Learning with Side/Hidden Information: Several other work, particularly in computer vision [4, 20], propose methods to learn with data that is unavailable at test time referred as side and hidden information (e.g., text descriptions or tags for general images, facial expression annotations for face images, etc.). In addition, Jonschkowski et al. [9] describe various patterns of learning with side information. All of these work focus on supervised learning problems.

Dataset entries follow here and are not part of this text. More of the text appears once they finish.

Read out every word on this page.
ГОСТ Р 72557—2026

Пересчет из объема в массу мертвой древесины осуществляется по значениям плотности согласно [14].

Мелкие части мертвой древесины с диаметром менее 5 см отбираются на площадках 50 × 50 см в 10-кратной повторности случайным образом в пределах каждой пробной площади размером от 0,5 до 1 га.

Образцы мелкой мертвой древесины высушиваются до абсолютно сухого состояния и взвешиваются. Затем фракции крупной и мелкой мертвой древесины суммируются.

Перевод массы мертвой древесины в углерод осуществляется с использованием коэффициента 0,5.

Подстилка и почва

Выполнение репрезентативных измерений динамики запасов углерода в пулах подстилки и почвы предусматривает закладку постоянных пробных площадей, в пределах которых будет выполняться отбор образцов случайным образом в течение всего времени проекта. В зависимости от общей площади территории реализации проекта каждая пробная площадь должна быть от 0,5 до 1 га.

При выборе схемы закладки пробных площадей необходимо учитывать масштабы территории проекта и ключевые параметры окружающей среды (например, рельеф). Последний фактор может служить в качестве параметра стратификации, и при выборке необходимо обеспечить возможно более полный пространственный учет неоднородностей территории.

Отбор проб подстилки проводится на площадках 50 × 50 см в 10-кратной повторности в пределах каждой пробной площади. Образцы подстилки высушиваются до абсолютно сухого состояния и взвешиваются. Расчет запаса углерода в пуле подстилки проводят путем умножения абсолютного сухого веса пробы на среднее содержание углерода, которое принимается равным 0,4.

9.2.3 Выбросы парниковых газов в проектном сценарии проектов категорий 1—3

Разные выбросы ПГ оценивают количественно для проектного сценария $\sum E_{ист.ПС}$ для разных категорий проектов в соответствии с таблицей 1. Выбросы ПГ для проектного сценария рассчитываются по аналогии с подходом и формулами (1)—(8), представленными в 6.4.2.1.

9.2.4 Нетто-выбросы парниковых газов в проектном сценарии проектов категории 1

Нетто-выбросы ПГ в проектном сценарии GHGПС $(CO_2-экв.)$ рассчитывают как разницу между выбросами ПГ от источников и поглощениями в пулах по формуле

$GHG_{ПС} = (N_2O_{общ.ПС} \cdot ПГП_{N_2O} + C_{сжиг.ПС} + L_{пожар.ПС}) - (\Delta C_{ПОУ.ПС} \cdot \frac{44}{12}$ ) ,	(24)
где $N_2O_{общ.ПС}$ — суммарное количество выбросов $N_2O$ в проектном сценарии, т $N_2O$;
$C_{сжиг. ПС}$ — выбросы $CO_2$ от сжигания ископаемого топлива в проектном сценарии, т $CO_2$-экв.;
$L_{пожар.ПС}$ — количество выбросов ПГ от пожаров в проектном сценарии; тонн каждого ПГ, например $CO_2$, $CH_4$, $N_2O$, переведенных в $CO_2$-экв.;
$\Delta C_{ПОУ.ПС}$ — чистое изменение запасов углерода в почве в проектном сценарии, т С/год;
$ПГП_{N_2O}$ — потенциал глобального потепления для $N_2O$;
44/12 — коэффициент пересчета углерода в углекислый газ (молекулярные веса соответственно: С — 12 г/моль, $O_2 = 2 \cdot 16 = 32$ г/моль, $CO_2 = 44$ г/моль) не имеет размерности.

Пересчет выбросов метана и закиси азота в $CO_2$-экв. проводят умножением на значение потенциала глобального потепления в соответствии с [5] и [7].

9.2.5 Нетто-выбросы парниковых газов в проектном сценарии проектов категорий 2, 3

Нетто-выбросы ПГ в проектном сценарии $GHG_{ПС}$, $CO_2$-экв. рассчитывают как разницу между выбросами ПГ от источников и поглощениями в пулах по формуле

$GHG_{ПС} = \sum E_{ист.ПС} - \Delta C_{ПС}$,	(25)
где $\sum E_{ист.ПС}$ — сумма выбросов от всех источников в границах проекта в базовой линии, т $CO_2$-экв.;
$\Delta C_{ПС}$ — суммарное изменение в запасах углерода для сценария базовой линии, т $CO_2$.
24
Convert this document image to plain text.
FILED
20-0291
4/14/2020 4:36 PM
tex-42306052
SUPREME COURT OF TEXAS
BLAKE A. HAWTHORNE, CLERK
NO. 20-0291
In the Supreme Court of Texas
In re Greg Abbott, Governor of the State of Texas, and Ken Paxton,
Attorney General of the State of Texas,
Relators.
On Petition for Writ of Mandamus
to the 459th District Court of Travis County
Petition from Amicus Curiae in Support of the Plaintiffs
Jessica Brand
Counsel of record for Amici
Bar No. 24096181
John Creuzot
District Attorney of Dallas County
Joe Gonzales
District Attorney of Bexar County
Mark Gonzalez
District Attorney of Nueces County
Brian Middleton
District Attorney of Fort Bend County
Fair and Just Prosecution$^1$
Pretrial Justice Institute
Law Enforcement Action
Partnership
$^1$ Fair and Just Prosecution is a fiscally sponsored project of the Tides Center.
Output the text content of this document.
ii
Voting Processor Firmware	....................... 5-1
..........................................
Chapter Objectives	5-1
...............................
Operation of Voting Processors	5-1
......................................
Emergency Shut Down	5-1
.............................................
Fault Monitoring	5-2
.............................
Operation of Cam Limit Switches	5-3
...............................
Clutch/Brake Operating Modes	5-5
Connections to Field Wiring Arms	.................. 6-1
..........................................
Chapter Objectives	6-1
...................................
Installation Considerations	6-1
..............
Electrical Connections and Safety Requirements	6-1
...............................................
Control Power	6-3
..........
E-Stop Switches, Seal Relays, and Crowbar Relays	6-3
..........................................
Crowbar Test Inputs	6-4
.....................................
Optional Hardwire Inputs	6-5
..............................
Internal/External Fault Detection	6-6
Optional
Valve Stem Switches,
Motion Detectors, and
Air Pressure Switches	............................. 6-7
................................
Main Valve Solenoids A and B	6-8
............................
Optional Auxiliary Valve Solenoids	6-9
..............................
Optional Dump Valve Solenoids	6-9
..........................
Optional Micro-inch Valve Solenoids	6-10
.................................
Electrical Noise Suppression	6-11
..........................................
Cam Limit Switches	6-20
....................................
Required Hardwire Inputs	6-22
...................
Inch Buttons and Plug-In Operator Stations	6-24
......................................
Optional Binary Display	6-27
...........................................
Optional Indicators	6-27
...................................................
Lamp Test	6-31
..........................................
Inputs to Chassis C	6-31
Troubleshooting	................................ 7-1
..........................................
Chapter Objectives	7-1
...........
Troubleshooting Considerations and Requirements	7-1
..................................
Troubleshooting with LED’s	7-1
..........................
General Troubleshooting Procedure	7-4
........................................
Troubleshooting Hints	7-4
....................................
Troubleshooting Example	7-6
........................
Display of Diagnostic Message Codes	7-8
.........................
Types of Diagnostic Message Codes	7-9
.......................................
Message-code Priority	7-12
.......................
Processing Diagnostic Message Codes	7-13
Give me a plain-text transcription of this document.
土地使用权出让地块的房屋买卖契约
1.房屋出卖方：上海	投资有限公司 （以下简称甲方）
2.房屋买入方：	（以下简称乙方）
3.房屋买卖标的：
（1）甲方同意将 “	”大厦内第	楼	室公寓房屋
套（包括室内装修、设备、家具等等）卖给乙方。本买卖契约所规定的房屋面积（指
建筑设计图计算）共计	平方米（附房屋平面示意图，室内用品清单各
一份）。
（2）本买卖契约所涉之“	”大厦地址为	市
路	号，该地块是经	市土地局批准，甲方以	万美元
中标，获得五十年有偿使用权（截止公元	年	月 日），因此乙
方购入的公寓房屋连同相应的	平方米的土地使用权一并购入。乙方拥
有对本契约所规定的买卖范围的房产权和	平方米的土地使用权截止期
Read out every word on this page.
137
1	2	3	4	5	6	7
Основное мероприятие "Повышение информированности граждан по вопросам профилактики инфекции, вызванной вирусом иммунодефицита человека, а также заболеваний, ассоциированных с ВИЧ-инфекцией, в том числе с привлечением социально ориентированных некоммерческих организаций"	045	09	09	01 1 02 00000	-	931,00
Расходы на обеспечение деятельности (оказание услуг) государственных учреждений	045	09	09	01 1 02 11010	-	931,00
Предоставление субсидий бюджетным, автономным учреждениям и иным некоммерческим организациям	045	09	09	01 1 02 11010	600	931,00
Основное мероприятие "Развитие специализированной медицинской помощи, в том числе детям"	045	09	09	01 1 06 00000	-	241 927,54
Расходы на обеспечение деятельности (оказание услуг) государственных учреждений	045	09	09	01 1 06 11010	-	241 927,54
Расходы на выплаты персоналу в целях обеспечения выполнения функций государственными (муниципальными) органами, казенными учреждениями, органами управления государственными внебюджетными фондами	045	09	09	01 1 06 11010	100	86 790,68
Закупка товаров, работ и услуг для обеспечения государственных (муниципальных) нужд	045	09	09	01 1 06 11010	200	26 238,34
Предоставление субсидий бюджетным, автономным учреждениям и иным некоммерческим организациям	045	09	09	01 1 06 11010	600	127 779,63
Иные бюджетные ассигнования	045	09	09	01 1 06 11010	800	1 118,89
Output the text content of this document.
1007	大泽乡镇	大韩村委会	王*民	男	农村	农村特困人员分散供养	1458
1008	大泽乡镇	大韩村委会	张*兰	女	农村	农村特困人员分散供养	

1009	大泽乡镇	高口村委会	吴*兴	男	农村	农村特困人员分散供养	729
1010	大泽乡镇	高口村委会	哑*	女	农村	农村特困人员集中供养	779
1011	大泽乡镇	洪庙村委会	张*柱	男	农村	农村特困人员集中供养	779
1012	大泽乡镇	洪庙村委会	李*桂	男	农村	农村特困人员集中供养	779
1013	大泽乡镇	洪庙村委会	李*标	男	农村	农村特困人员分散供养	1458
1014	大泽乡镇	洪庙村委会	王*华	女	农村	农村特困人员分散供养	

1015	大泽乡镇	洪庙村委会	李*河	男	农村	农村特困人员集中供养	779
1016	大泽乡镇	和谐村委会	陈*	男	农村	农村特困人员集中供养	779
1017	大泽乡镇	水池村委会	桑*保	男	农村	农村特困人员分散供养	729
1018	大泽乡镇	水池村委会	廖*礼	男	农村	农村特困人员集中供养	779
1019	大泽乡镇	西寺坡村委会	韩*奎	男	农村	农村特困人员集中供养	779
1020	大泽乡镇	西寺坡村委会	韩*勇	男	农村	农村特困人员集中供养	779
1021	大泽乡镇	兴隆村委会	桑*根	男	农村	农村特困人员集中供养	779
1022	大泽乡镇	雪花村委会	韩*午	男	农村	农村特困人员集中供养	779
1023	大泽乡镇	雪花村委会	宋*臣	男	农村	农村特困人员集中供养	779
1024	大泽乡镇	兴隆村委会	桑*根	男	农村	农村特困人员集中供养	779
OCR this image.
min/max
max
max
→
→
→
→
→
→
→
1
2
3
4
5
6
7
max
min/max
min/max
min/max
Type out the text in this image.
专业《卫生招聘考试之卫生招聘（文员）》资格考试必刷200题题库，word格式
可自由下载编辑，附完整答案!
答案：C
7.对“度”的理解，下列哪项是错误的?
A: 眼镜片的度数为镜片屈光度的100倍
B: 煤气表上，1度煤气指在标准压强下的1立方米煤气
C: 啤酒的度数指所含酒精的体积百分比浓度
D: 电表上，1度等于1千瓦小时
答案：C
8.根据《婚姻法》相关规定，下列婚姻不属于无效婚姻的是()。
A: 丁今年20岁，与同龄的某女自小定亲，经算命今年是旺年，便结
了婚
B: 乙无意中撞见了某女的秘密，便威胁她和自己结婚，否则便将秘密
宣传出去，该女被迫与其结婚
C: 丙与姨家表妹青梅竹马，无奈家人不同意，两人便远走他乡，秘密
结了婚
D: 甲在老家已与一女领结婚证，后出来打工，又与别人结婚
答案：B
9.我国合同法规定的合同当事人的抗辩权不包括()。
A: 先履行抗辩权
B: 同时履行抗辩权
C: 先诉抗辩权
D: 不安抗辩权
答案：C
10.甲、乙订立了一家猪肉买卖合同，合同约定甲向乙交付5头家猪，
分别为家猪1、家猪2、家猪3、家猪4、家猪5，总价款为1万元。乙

LUPI-Based Anomaly Detection: With the exception of One-Class SVM (OC-SVM+) [2], which is a direct extension of Vapnik’s (supervised) SVM+, the LUPI framework has been utilized only for supervised learning problems. While anomaly detection has been studied extensively [1], we are unaware of any work other than [2] leveraging privileged information for unsupervised anomaly detection. Motivated by this along with the premises of the LUPI paradigm, we are the first to design a new technique that ties LUPI with unsupervised tree-based ensemble methods, which are considered state-of-the-art for anomaly detection.

6 Conclusion

We introduced SPI, a new ensemble approach that leverages privileged information (data available only for training examples) for unsupervised anomaly detection. Our work builds on the LUPI paradigm, and to the best of our knowledge, is the first attempt to incorporating PI to improve the state-of-the-art ensemble detectors. We validated the effectiveness of our method on both benchmark datasets as well as three real-world case studies. We showed that SPI and SPI-lite consistently outperform the baselines. Our case studies leveraged a variety of privileged information—“historical future”, complex features, expert knowledge—and verified that SPI can unlock multiple benefits for anomaly detection in terms of detection latency, speed, as well as accuracy.